Categories CSS javascript

Different approaches to show/hide toggles

Post date November 10, 2020

Showing and hiding parts of DOM is one of those things, that you do with javascript on everyday basis. It is so basic, that most javascript frameworks have it built in from the very beginning.

Toggling visibility usually means setting display: none to hide the element and display: block to show it again. Sometimes it is even made !important, to make sure the style will be applied. But there is one problem – display: block is not necessarily what we need. As Flexbox and CSS Grid got more popular and I used them more and more often, I started to have problems with my toggled elements, because all different flexbox properties stopped working. Block elements just don’t do anything with align-items or flex-direction values. So I needed to change my approach.

Dedicated classes for different display values

One approach to the problem would be adding and removing classes with different display values. Of course those classes could contain more properties, but keeping them that short would give us better compatibility with different scenarios. Everything, that is not display should be applied in another way.

The code would look like this:

if (el.classList.contains('none')) {
  el.classList.add('block');
  el.classList.remove('none');
} else {
  el.classList.add('none');
  el.classList.remove('block');
}

This plays very well with atomic CSS. So if you’re using Tailwind or Bootstrap 4 that could be a way to go.

Inline style and saving default display value before overriding

If our element starts with display different from none, we can read the value with Window.getComputedStyle() before hiding and save that value in data- attribute and re-apply when we want to make the element visible again. If our element begins in hidden state we can set the data- attribute while generating the HTML. Alternativerly to data- attribute we could use a custom property.

This approach has one advantage in comparison with atomic CSS: the javascript does not need to know anything about possible display values or the context. If we get new layout possibilities in the future, we won’t need to change our toggle logic at all.

The code would look like this (data-display contains value used to show the element):

let display = window.getComputedStyle(el).getPropertyValue('display');
if (display === 'none') {
  el.style.setProperty('display', el.getAttribute('data-display'));
} else {
  el.setAttribute('data-display', display);
  el.style.setProperty('display', 'none');
}

or with a custom property:

let display = window.getComputedStyle(el).getPropertyValue('display');
if (display === 'none') {
  el.style.setProperty('display', el.style.getPropertyValue('--display'));
} else {
  el.style.setProperty('--display', display);
  el.style.setProperty('display', 'none');
}

Show by default, hide on purpose

This is my favorite approach. It comes with one assumption – you want to show the users, what you have loaded and default value of display for toggled elements is not none (or is set to none inline, because we can remove it easily with javascript in that case).

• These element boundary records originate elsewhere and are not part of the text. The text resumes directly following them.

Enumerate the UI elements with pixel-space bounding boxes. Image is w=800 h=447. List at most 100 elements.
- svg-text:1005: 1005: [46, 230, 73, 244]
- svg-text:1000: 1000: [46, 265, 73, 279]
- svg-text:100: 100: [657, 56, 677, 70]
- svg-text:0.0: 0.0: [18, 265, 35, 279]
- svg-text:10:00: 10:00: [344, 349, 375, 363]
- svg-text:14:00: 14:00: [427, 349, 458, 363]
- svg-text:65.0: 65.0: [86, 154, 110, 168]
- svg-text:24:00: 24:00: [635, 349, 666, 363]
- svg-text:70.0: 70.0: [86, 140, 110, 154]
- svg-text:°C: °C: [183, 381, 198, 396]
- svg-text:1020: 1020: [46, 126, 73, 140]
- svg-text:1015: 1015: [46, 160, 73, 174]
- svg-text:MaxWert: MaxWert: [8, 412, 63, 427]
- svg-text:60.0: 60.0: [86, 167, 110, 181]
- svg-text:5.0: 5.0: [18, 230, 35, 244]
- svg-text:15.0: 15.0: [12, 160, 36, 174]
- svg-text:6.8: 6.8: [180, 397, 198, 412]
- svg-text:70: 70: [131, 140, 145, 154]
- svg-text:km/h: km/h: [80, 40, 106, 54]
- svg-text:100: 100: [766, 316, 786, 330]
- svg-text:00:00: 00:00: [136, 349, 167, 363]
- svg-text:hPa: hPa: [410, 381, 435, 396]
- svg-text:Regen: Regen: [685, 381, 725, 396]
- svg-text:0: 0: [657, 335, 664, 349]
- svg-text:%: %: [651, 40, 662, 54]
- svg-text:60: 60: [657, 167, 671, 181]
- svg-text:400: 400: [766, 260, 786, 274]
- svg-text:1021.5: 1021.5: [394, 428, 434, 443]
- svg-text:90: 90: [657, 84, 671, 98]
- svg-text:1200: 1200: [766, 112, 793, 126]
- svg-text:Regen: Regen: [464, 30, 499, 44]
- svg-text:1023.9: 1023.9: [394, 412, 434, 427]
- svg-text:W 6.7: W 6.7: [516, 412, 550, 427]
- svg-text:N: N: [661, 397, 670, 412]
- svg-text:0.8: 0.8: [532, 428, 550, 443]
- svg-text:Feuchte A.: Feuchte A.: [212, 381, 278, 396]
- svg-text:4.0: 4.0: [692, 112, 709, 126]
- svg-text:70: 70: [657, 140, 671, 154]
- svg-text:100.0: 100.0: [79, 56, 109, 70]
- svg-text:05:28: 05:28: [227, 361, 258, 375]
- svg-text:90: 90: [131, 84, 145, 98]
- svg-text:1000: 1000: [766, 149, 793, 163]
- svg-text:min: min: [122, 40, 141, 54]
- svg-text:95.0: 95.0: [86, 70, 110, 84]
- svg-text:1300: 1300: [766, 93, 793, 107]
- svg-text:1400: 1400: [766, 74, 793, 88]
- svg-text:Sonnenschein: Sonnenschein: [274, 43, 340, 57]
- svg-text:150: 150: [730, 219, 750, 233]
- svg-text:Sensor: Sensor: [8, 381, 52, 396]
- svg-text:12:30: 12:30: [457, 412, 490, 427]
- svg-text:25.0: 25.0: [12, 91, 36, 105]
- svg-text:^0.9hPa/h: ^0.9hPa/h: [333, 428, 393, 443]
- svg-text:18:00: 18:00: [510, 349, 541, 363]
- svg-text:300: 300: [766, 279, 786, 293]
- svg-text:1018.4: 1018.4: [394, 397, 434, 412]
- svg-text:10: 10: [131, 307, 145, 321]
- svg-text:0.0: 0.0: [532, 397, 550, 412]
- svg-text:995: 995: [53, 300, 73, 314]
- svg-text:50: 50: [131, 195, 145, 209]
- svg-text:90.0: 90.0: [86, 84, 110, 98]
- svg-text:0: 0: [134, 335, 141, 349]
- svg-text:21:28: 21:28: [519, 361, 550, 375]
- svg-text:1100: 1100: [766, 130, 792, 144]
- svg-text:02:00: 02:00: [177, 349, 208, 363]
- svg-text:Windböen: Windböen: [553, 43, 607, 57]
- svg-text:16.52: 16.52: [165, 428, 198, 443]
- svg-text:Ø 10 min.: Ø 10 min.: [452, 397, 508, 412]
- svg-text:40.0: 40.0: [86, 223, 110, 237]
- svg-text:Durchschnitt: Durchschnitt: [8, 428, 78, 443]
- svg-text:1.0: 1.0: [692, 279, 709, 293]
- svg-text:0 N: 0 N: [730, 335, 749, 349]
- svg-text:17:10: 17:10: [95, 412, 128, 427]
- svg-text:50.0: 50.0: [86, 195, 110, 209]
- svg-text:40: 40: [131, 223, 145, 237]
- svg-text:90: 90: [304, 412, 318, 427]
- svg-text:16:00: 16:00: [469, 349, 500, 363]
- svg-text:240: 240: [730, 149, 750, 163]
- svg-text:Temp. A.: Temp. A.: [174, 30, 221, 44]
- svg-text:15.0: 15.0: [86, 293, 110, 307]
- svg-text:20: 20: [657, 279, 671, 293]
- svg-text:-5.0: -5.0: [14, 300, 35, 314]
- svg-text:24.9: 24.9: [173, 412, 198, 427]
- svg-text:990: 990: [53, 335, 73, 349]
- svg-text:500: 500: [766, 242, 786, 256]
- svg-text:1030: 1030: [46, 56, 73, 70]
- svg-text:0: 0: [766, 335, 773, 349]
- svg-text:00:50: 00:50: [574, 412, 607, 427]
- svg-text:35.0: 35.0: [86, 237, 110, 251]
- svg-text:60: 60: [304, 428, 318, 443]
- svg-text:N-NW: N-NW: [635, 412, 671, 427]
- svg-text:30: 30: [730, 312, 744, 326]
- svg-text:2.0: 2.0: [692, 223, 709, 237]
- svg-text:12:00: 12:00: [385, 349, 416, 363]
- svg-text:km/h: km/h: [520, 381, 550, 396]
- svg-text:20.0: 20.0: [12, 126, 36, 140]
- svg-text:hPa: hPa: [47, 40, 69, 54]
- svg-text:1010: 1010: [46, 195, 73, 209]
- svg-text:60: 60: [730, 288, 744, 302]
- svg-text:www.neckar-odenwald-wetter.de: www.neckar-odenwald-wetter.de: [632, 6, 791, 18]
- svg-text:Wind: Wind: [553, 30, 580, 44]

Whenever we want to hide an element we set the value of display to none  with javascript and when we want to show the element we remove none and cascade does the rest for us.

The code looks very similar to previous example:

let display = window.getComputedStyle(el).getPropertyValue('display');
if (display === 'none') {
  el.style.removeProperty('display');
} else {
  el.style.setProperty('display', 'none');
}

I consider it progressive enhancement friendly. Imagine a typical accordion or tabs interface – if javascript failed for any reason you would be more happy seeing everything at once than not seeing anything at all. The downside however is content shift when javascript kicks in. The shift can be minimized with different strategies, but can rarely be fully eliminated.

CSS only approach

It is possible to show and hide elements using checkboxes and selectors like :checked or links and :target. Even if this works it is not very flexible and not really accessible. I’ve seen accordions created with radio buttons and customizing them was hell. If possible, please, don’t do it. Just don’t.

HTML approach

There is a native details element with decent support, but I never really used it in production. As far as as I know it cannot be animated on opening/closing, which makes it unattractive for modern app-like interfaces. Constructing elements like tabs does not seem possible and I’m not sure about semantics of mobile menu built this way, but for most basic accordion it should be enough.